- Supreme Court of the United States

Decided May 24, 1976
- Full case name: South Prairie Construction Co. v. Local No. 627, International Union of Operating Engineers, AFL-CIO, et al.
- Citations: 425 U.S. 800 (more) 96 S. Ct. 1842; 48 L. Ed. 2d 382

Court membership
- Chief Justice Warren E. Burger Associate Justices William J. Brennan Jr. · Potter Stewart Byron White · Thurgood Marshall Harry Blackmun · Lewis F. Powell Jr. William Rehnquist · John P. Stevens

Case opinion
- Per curiam

= South Prairie Construction Co. v. Local No. 627, International Union of Operating Engineers =

South Prairie Construction Co. v. Local No 627, International Union of Operating Engineers, AFL-CIO, 425 U.S. 800 (1976), is a US labor law case, concerning the scope of labor rights in the United States.

==Facts==
The union, Local No 627 of the International Union of Operating Engineers claimed that the South Prairie Construction Co and Peter Kiewit Sons' Co were both a single employer, and that they were committing an unfair labor practice under the National Labor Relations Act 1935 §8(a)(5) by refusing to apply a collective agreement to them. The union was already the representative of the bargaining unit.

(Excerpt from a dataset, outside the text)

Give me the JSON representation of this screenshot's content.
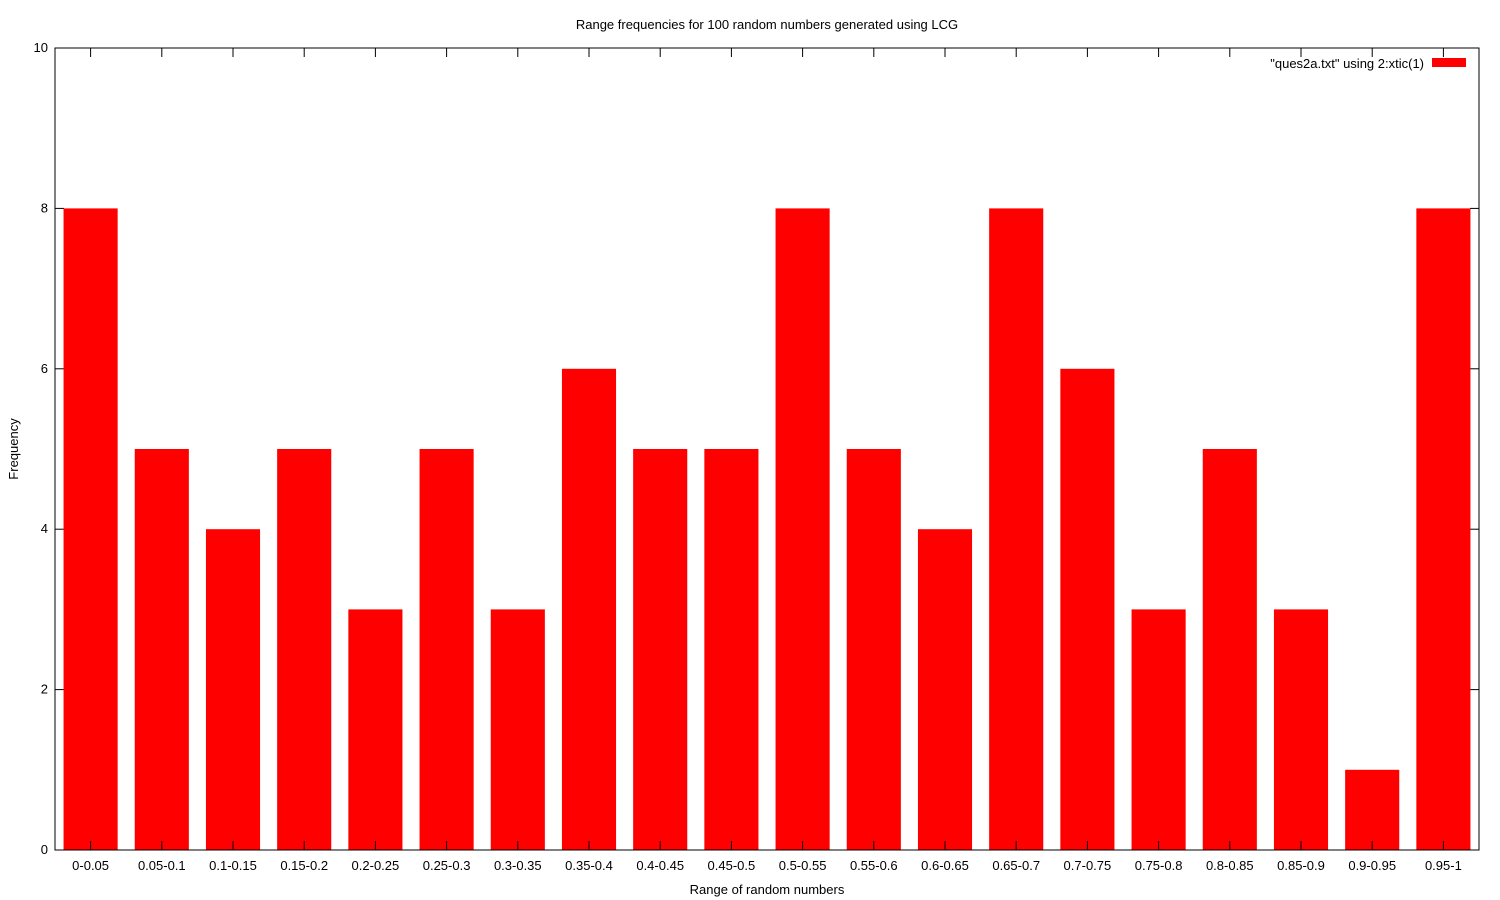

The Administrative law judge held that the firms were one employer. The National Labor Relations Board held that South Prairie Co and Kiewit Co were separate employers. The Court of Appeals, DC Circuit, decided the firms were a single employer, reversing the NLRB decision under Radio and Television Broadcast Technicians Local Union 1264 v. Broadcast Service [1965] USSC 51, 380 U.S. 255 (1965).

==Judgment==
The Supreme Court found that the DC Circuit had legitimately identified two corporations as a single employer given that they had a "very substantial qualitative degree of centralized control of labor", but that further determination of the relevant bargaining unit should have been remitted to the NLRB.

Stating that it was applying the criteria recognized by this Court in Radio and Television Broadcast Technicians Local Union 1264 v. Broadcast Service, 380 U.S. 255, 85 S.Ct. 876, 13 L.Ed.2d 789 (1965),3 the Court of Appeals disagreed with the Board and decided that on the facts presented Kiewit and South Prairie were a single "employer." It reasoned that in addition to the "presence of a very substantial qualitative degree of centralized control of labor relations," the facts "evidence a substantial qualitative degree of interrelation of operations and common management one that we are satisfied would not be found in the arm's length relationship existing among unintegrated companies". 171 U.S.App.D.C. 102, 108, 109, 518 F.2d 1040, 1046, 1047 (1975). The Board's finding to the contrary was, therefore, in the view of the Court of Appeals "not warranted by the record." Id., at 109, 518 F.2d, at 1047.

The Court of Appeals was evidently of the view that since the Board dismissed the complaint it had necessarily decided that the employees of Kiewit and South Prairie would not constitute an appropriate bargaining unit under § 9. But while the Board's opinion referred to its cases in this area and included a finding that "the employees of each constitute a separate bargaining unit," 206 N.L.R.B. 562, 563 (1973), its brief discussion was set in the context of what it obviously considered was the dispositive issue, namely, whether the two firms were separate employers. We think a fair reading of its decision discloses that it did not address the "unit" question on the basis of any assumption, Arguendo, that it might have been wrong on the threshold "employer" issue.

In foreclosing the Board from the opportunity to determine the appropriate bargaining unit under §9, the Court of Appeals did not give "due observance (to) the distribution of authority made by Congress as between its power to regulate commerce and the reviewing power which it has conferred upon the courts under Article III of the Constitution." FCC v. Pottsville Broadcasting Co., [1940] USSC 15; 309 U.S. 134, 141[1940] USSC 15; 60 S.Ct. 437, 440[1940] USSC 15; 84 L.Ed. 656, 661 (1940).

The petitions for certiorari are accordingly granted, and that part of the judgment of the Court of Appeals which set aside the determination of the Board on the question of whether Kiewit and South Prairie were a single employer is affirmed. That part of the judgment which held that the two firms' employees constituted the appropriate bargaining unit for purposes of the Act, and which directed the Board to issue an enforcement order, is vacated, and the case is remanded to the Court of Appeals for proceedings consistent with this opinion.